Multi-Platform Wheel Matrix

For a complete PyPI release, build wheels on each platform:

Platform Architecture Command
Linux x86_64 (manylinux) docker + maturin action
Linux aarch64 (manylinux) docker + --zig
macOS universal2 --target universal2-apple-darwin
Windows x86_64 maturin build --release

The GitHub Actions workflow at .github/workflows/gendocs.yml demonstrates the matrix strategy.


Wheel Naming Convention

Maturin produces wheels with names like:

pyratatui-0.2.0-cp311-cp311-manylinux_2_17_x86_64.manylinux2014_x86_64.whl

Breakdown:

Segment Meaning
pyratatui-0.2.0 Package name and version
cp311-cp311 CPython 3.11 (ABI tag)
manylinux_2_17_x86_64 Linux platform tag

Pure-Python fallback wheels are not produced — the extension module is always required.


Installing in Restricted Environments

If your environment cannot compile from source:

# Download wheel file and install offline
pip download pyratatui --no-deps -d ./wheels/
pip install --no-index --find-links=./wheels/ pyratatui

Or pre-build a wheel on a matching system and distribute it via an internal package index.


Type Stubs Distribution

The python/pyratatui/__init__.pyi file is included automatically by Maturin as part of the wheel.
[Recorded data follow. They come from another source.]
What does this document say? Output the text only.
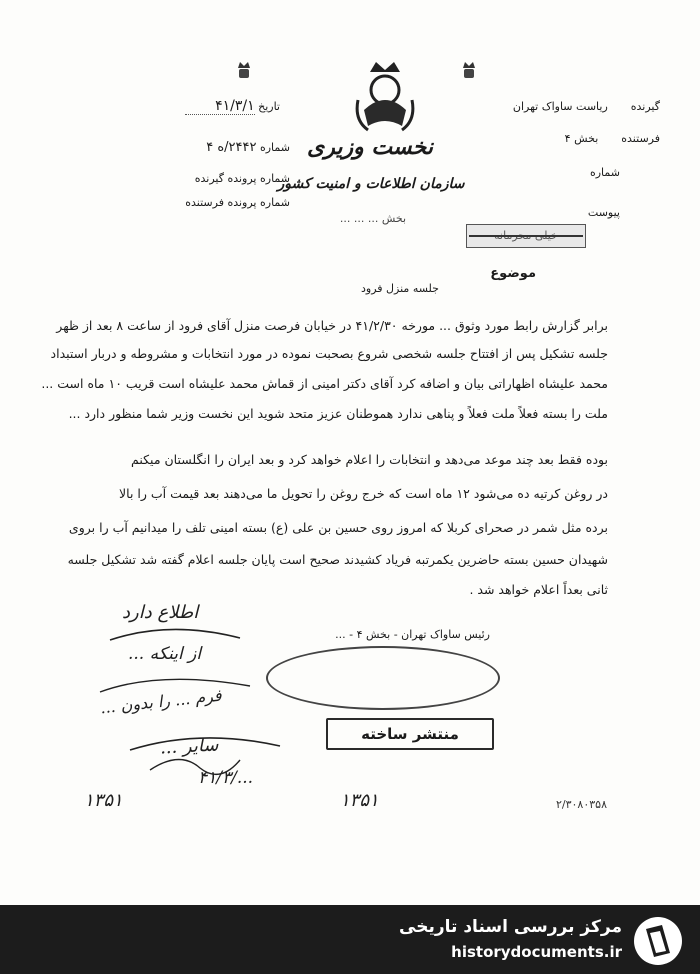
نخست وزیری
سازمان اطلاعات و امنیت کشور
بخش ... ... ...
گیرنده  ریاست ساواک تهران
فرستنده  بخش ۴
شماره
پیوست
تاریخ ۴۱/۳/۱
شماره ۲۴۴۲/ه ۴
شماره پرونده گیرنده
شماره پرونده فرستنده
خیلی محرمانه
موضوع
جلسه منزل فرود
برابر گزارش رابط مورد وثوق ... مورخه ۴۱/۲/۳۰ در خیابان فرصت منزل آقای فرود از ساعت ۸ بعد از ظهر
جلسه تشکیل پس از افتتاح جلسه شخصی شروع بصحبت نموده در مورد انتخابات و مشروطه و دربار استبداد
محمد علیشاه اظهاراتی بیان و اضافه کرد آقای دکتر امینی از قماش محمد علیشاه است قریب ۱۰ ماه است ...
ملت را بسته فعلاً ملت فعلاً و پناهی ندارد هموطنان عزیز متحد شوید این نخست وزیر شما منظور دارد ...
بوده فقط بعد چند موعد می‌دهد و انتخابات را اعلام خواهد کرد و بعد ایران را انگلستان میکنم
در روغن کرتیه ده می‌شود ۱۲ ماه است که خرج روغن را تحویل ما می‌دهند بعد قیمت آب را بالا
برده مثل شمر در صحرای کربلا که امروز روی حسین بن علی (ع) بسته امینی تلف را میدانیم آب را بروی
شهیدان حسین بسته حاضرین یکمرتبه فریاد کشیدند صحیح است پایان جلسه اعلام گفته شد تشکیل جلسه
ثانی بعداً اعلام خواهد شد .
رئیس ساواک تهران - بخش ۴ - ...
اطلاع دارد
از اینکه ...
فرم ... را بدون ...
سایر ...
۴۱/۳/...
۱۳۵۱	۱۳۵۱
منتشر ساخته
۲/۳۰۸۰۳۵۸
مرکز بررسی اسناد تاریخی
historydocuments.ir
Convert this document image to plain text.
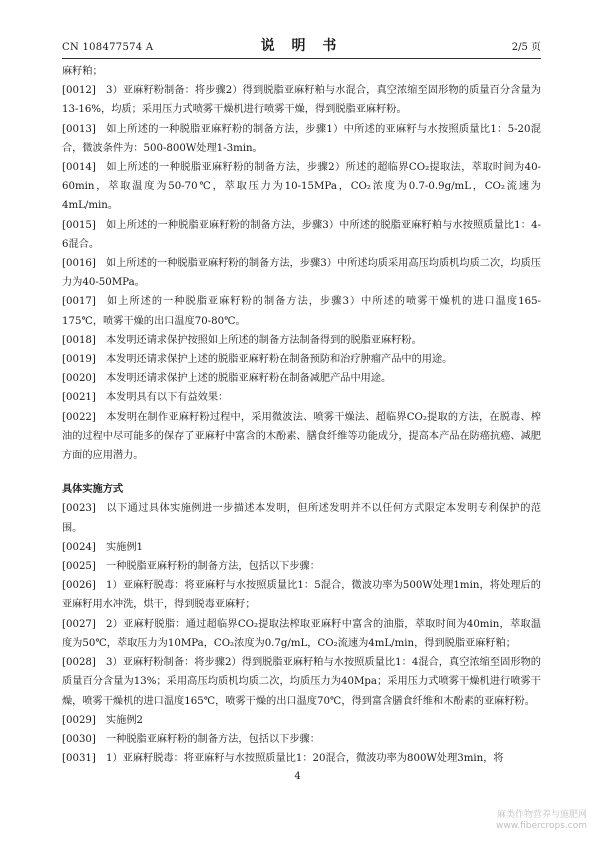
CN 108477574 A	说 明 书	2/5 页
麻籽粕；
[0012] 3）亚麻籽粉制备：将步骤2）得到脱脂亚麻籽粕与水混合，真空浓缩至固形物的质量百分含量为13-16%，均质；采用压力式喷雾干燥机进行喷雾干燥，得到脱脂亚麻籽粉。
[0013] 如上所述的一种脱脂亚麻籽粉的制备方法，步骤1）中所述的亚麻籽与水按照质量比1：5-20混合，微波条件为：500-800W处理1-3min。
[0014] 如上所述的一种脱脂亚麻籽粉的制备方法，步骤2）所述的超临界CO₂提取法，萃取时间为40-60min，萃取温度为50-70℃，萃取压力为10-15MPa，CO₂浓度为0.7-0.9g/mL，CO₂流速为4mL/min。
[0015] 如上所述的一种脱脂亚麻籽粉的制备方法，步骤3）中所述的脱脂亚麻籽粕与水按照质量比1：4-6混合。
[0016] 如上所述的一种脱脂亚麻籽粉的制备方法，步骤3）中所述均质采用高压均质机均质二次，均质压力为40-50MPa。
[0017] 如上所述的一种脱脂亚麻籽粉的制备方法，步骤3）中所述的喷雾干燥机的进口温度165-175℃，喷雾干燥的出口温度70-80℃。
[0018] 本发明还请求保护按照如上所述的制备方法制备得到的脱脂亚麻籽粉。
[0019] 本发明还请求保护上述的脱脂亚麻籽粉在制备预防和治疗肿瘤产品中的用途。
[0020] 本发明还请求保护上述的脱脂亚麻籽粉在制备减肥产品中用途。
[0021] 本发明具有以下有益效果：
[0022] 本发明在制作亚麻籽粉过程中，采用微波法、喷雾干燥法、超临界CO₂提取的方法，在脱毒、榨油的过程中尽可能多的保存了亚麻籽中富含的木酚素、膳食纤维等功能成分，提高本产品在防癌抗癌、减肥方面的应用潜力。
具体实施方式
[0023] 以下通过具体实施例进一步描述本发明，但所述发明并不以任何方式限定本发明专利保护的范围。
[0024] 实施例1
[0025] 一种脱脂亚麻籽粉的制备方法，包括以下步骤：
[0026] 1）亚麻籽脱毒：将亚麻籽与水按照质量比1：5混合，微波功率为500W处理1min，将处理后的亚麻籽用水冲洗，烘干，得到脱毒亚麻籽；
[0027] 2）亚麻籽脱脂：通过超临界CO₂提取法榨取亚麻籽中富含的油脂，萃取时间为40min，萃取温度为50℃，萃取压力为10MPa，CO₂浓度为0.7g/mL，CO₂流速为4mL/min，得到脱脂亚麻籽粕；
[0028] 3）亚麻籽粉制备：将步骤2）得到脱脂亚麻籽粕与水按照质量比1：4混合，真空浓缩至固形物的质量百分含量为13%；采用高压均质机均质二次，均质压力为40Mpa；采用压力式喷雾干燥机进行喷雾干燥，喷雾干燥机的进口温度165℃，喷雾干燥的出口温度70℃，得到富含膳食纤维和木酚素的亚麻籽粉。
[0029] 实施例2
[0030] 一种脱脂亚麻籽粉的制备方法，包括以下步骤：
[0031] 1）亚麻籽脱毒：将亚麻籽与水按照质量比1：20混合，微波功率为800W处理3min，将
4
麻类作物营养与施肥网
www.fibercrops.com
IDEs (PyCharm, VS Code with Pylance) and type checkers (mypy, pyright) will discover it automatically.

To verify stubs are present in an installed wheel:

python -c "import pyratatui; import pathlib; \
  p = pathlib.Path(pyratatui.__file__).parent; \
  print(list(p.glob('*.pyi')))"

Minimum Supported Python

The requires-python = ">=3.10" constraint in pyproject.toml is enforced by pip at install time. The PyO3 Bound<> API used in the Rust source requires PyO3 0.22+, which supports Python 3.8+, but the Python source uses 3.10-only syntax (structural pattern matching not currently used, but match/case readiness is assumed for downstream code).